(CNN) — Michael Skakel, a Kennedy relative convicted of the 1975 murder of a 15-year-old neighbor, walked out of a Connecticut courthouse Thursday on bail.
A Connecticut judge set bail at $1.2 million for Skakel, whose murder conviction in the death of Martha Moxley was vacated last month after a judge decided he did not receive adequate representation in his 2002 trial.
After bail was posted, Skakel sauntered out of the courthouse, flanked by his attorneys, a slight grin on his face. He did not speak.
Hubert Santos, his attorney, told reporters that "two tragedies" occurred in Greenwich nearly four decades ago.
"The first was of course the murder of Martha Moxley," he said. "A great tragedy for the Moxley family and for everyone else associated with the matter. The second tragedy occurred in a courthouse ... in 2002 when Michael was convicted of the murder of Martha Moxley. A murder he did not commit. And hopefully we are at the first step of righting that wrong and making sure that an innocent man now goes free."
Stamford Superior Court Judge Gary White set several conditions for the bail, including barring Skakel from leaving Connecticut without court approval, ordering him to wear a GPS tracking device, to refrain from contacting the victim's family, and requiring that he report to a bail commissioner.
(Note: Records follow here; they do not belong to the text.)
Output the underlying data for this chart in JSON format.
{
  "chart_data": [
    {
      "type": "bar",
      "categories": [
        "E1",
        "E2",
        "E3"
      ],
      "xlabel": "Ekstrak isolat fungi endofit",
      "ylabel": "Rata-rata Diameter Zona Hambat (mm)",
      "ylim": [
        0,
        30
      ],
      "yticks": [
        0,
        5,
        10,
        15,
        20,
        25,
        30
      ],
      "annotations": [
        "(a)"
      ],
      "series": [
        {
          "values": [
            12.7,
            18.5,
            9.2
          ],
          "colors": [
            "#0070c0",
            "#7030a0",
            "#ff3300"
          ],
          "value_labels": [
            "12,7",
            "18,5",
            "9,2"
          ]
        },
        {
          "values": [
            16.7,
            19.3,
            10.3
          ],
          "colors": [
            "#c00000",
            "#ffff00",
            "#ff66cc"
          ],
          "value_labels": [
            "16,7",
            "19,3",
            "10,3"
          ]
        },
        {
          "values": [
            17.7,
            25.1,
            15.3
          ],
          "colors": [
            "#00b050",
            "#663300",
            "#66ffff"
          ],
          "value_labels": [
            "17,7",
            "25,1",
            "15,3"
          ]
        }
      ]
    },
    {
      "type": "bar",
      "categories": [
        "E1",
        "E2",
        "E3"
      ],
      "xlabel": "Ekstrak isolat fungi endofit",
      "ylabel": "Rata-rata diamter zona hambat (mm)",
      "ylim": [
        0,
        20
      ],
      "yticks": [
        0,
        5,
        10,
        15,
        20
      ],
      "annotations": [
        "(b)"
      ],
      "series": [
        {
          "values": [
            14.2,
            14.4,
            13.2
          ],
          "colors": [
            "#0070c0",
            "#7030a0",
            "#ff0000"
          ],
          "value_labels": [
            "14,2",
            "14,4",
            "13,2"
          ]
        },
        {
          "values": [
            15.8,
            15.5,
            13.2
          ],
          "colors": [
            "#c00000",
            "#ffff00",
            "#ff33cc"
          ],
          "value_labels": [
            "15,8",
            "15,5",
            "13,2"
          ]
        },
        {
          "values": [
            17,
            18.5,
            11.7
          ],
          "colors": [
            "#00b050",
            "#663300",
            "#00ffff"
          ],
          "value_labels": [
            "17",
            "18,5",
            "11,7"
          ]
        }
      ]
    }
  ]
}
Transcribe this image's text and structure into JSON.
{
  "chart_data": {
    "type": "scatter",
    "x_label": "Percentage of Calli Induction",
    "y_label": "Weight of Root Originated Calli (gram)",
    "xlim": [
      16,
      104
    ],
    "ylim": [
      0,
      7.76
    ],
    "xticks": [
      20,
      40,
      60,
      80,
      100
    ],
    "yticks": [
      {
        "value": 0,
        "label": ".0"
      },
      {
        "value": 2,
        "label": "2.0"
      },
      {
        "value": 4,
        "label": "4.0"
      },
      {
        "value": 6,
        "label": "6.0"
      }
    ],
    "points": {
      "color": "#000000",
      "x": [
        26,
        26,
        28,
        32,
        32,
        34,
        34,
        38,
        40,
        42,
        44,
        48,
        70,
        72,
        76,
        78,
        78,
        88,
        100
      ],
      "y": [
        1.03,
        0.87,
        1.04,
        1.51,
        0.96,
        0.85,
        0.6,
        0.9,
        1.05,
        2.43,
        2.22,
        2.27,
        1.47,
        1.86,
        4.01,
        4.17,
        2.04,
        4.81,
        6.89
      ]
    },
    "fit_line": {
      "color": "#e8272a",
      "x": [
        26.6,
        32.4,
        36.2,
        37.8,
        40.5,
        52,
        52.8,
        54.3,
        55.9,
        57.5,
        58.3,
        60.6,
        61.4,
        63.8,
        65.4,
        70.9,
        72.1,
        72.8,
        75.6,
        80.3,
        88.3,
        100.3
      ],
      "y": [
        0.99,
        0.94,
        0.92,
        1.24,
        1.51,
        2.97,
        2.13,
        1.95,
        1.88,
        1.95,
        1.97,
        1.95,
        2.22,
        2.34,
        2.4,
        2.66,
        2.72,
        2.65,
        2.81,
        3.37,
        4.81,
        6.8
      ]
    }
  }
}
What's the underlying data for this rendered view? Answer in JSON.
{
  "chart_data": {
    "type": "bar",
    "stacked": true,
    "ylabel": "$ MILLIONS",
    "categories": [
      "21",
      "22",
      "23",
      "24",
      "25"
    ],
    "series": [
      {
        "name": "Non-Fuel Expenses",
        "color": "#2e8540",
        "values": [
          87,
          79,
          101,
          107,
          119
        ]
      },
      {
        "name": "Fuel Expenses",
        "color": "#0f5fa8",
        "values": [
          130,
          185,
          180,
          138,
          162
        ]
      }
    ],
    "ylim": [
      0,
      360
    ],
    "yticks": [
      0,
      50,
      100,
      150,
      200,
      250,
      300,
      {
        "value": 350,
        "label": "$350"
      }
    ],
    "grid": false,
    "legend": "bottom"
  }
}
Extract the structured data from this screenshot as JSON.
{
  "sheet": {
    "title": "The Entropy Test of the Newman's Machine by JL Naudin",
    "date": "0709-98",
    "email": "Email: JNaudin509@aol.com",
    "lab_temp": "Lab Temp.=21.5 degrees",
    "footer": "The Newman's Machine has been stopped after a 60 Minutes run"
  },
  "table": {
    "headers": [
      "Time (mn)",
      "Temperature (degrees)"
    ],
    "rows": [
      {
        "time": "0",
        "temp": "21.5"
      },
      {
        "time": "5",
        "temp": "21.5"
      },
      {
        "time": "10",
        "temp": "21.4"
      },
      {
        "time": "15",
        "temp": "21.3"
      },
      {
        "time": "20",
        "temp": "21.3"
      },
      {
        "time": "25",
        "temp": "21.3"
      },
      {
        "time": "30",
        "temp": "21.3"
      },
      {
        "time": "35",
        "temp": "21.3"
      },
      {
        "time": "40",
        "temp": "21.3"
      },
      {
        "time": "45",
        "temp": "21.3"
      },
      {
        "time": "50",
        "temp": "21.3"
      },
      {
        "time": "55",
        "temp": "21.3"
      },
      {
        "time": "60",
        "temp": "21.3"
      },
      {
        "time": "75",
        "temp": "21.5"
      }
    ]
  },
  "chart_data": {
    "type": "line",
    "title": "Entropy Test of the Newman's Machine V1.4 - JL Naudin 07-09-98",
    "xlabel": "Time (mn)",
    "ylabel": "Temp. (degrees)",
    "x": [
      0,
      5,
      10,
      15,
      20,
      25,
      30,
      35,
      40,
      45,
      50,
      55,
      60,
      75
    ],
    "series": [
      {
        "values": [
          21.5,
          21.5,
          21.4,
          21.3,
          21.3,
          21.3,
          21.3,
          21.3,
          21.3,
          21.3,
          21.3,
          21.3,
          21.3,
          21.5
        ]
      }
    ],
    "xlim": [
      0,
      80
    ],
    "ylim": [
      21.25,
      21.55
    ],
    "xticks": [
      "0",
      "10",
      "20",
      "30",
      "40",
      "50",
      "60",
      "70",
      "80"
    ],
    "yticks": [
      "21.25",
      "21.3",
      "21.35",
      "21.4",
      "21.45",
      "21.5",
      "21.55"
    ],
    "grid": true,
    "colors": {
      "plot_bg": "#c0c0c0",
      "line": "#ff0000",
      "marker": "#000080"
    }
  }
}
Skakel, the 53-year-old nephew of Robert and Ethel Kennedy, has spent more than a decade in prison for the murder of the 15-year-old girl.
Moments after bail was granted, about two dozen relatives of Skakel, seated together on one side of the courtroom, applauded the decision. Skakel turned to them, placed his right hand to his heart and smiled.
In a statement, the Skakel family said the decision was a "first step in correcting a terrible wrong."
"We look forward to Michael being vindicated and justice finally being served," said the statement. "We are thankful to God that after 11 and one half years he will be reunited with his sons. We are grateful for the love and prayers of Michael's many supporters who have sustained him through this ordeal."
Outside court, the victim's ailing mother, Dorthy Moxley, said she was "disappointed."
"It's been a little over 11 years now" since Skakel was convicted, she said. "The whole thing didn't have to be this way, but I think it's a lesson to parents. If your child does something wrong, face up to it. ... I'm disappointed, but this is life."
She added, "I don't think he was a Jeffrey Dahmer or one of the mass murderers ... he was just a kid who had problems. We don't have anything to be afraid of now."
Earlier, prosecutor John Smriga said a bail of $500,000 or even $1 million was inappropriate and on the "low side," given the brutal nature of the crime, the age of the victim and Skakel's admitted mental health issues.
In court, Santos cited his client's "track record" of appearing in court. He said Skakel never got a fair trial because of the "circus atmosphere" that surrounded the case, and questioned the quality of state's evidence and testimony in securing a conviction.
The defense filed court papers describing Skakel as a former world-class skier, noting his work with Alcoholics Anonymous, and even citing a meeting he once had with the late Mother Teresa of Calcutta.
"He's one of the most recognizable faces in America," Santos said. "He's not going anywhere."
Appellate Court Judge Thomas Bishop overturned Skakel's conviction last month, ruling that defense attorney Michael "Mickey" Sherman's representation of Skakel at his murder trial was "constitutionally deficient."
Moxley's body was found in 1975 after a night of partying with Skakel, his older brother Tommy and other teenagers in an affluent gated community in Greenwich, Connecticut. Authorities said the 15-year-old was bludgeoned and stabbed to death; a broken golf club was found near her body.
Skakel has always proclaimed his innocence.